「熱力学第一法則」は広い意味でのエネルギー保存の法則です。熱力学第一法則を提唱した人の一人にドイツの医師マイヤー(Julius Robert von Mayer,1814~1878)がいます。彼は1840年オランダ船の船医として東インド諸島に航海中,船員の静脈血が寒い地域にいるときよりも鮮やかな赤色をしていることに気付きました。彼は,次のように考えました。
「動脈血が静脈血よりも赤い色をしているのは,それだけ酸素が多く含まれているからだ。したがって,静脈血の色が赤いのはそれだけ多くの酸素が含まれているということだ。というとは,暑い地域では,寒い地域よりも酸素を必要としないということが考えられる。つまり,暑い地方ではそれだけ人間の体温を維持するために必要とする酸素の量が少ないのだろう。酸素の消費は体温の維持だけではなく,運動とも関係あるのだから,熱と運動は何らかの関係があるのではないか」
その後,熱力学第一法則の考えを含む論文を発表しましたが当初は受け入れられませんでした。
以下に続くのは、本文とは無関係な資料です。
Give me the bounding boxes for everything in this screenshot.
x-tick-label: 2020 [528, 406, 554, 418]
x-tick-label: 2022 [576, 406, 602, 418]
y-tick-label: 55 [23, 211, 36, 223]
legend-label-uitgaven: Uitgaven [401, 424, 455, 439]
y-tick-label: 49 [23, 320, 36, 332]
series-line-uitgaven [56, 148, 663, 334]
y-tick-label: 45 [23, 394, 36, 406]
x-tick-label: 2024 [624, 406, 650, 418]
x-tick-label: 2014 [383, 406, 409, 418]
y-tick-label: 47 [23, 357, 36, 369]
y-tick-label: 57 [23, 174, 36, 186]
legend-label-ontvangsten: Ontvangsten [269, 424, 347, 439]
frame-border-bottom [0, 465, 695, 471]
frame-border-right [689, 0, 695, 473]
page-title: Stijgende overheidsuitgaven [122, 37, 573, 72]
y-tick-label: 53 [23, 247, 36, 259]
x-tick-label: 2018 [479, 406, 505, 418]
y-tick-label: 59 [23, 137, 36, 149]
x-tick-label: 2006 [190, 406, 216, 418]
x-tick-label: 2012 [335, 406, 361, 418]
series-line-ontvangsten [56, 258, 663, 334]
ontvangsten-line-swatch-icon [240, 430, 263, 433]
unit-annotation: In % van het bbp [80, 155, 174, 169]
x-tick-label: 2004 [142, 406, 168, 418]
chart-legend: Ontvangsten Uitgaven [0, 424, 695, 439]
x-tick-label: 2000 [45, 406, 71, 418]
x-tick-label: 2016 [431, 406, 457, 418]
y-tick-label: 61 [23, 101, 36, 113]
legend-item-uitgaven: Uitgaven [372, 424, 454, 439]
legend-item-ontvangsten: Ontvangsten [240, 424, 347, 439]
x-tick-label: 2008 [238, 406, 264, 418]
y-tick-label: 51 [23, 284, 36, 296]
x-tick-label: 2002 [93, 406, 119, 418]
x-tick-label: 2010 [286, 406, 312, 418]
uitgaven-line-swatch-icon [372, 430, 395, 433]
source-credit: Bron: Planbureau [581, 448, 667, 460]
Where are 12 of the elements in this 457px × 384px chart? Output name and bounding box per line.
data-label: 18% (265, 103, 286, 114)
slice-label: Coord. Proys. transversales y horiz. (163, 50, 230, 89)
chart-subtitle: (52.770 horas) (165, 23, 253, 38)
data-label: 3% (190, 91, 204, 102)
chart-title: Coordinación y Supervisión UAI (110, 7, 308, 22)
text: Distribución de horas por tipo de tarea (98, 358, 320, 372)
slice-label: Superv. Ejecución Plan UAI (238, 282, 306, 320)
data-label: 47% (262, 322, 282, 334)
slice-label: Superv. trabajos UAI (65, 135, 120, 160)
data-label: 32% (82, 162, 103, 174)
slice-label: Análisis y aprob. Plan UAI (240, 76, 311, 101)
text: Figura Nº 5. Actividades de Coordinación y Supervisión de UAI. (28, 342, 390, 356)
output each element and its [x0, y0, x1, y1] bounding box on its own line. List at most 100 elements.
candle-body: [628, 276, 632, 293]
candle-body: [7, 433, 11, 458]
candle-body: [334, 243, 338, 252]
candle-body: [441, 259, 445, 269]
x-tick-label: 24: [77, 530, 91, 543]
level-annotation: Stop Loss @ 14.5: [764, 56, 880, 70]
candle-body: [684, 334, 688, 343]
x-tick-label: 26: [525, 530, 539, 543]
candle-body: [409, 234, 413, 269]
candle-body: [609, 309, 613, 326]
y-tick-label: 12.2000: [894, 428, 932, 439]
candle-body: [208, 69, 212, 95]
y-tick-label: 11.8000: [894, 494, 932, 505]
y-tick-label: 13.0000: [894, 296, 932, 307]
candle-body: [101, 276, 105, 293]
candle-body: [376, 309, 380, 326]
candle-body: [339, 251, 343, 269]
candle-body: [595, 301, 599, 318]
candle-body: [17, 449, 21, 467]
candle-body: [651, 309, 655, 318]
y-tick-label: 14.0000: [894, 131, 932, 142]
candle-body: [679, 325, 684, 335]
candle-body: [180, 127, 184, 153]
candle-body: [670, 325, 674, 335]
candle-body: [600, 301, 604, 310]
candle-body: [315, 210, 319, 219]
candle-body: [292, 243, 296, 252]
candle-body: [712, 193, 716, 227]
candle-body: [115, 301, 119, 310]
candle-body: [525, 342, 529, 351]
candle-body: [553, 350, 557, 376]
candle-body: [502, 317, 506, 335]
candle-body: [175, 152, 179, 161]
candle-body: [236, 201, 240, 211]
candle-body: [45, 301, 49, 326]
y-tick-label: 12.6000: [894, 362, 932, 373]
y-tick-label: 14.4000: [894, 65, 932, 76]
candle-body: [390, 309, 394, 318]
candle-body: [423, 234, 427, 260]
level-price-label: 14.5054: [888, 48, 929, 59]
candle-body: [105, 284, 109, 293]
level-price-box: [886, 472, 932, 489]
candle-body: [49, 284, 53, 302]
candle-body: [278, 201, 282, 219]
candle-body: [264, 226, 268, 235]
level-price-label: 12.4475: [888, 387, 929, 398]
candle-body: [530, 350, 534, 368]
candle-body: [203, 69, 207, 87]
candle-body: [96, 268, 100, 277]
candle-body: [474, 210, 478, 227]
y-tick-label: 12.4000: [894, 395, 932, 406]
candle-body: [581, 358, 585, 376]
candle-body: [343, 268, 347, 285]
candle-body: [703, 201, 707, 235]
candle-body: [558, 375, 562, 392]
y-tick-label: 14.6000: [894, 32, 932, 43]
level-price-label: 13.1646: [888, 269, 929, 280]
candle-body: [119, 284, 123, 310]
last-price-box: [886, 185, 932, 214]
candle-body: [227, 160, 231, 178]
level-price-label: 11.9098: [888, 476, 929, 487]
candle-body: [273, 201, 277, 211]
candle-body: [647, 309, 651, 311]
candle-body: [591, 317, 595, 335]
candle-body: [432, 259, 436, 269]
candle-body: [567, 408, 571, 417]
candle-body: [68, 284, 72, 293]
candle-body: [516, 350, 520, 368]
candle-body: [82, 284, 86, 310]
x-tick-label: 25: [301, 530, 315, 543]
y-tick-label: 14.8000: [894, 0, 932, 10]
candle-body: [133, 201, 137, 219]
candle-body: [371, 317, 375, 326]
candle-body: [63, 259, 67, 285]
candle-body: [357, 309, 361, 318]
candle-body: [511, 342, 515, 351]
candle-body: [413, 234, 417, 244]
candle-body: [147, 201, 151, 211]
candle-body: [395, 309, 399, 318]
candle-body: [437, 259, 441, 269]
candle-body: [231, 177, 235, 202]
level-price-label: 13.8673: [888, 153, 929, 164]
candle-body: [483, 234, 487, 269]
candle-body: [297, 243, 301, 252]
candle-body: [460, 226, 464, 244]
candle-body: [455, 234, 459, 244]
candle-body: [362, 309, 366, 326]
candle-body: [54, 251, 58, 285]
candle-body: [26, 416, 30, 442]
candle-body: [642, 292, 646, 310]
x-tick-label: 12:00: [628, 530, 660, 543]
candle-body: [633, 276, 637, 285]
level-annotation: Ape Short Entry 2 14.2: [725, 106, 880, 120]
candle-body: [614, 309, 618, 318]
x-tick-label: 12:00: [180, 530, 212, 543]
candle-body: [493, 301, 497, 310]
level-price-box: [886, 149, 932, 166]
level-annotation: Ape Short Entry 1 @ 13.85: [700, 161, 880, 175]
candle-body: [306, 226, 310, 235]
ジュールの名前が先に知られるようになりました。マイヤーは失意のうちに,自殺未遂してしまいます。その後,研究からも身を引きます。しかし,次第にマイヤーの功績も認められるようになっていきます。
ちなみに,血液中の酸素の量を測る「パルスオキシルーター」というのがあります。入院した時に,指につけて血液の量を測るのを見たことがあるかもしれません。これは動脈血を透過する赤色と赤外線の光の透過率または反射率を測るものです。ざっくりした説明をすると動脈血がいかに赤いかで酸素の量を図っているのです。動脈を流れる血液は脈をもっているので,その動きから静脈を流れる血液と区別しているそうです。ちなみに,この装置は日本人が発明したものです。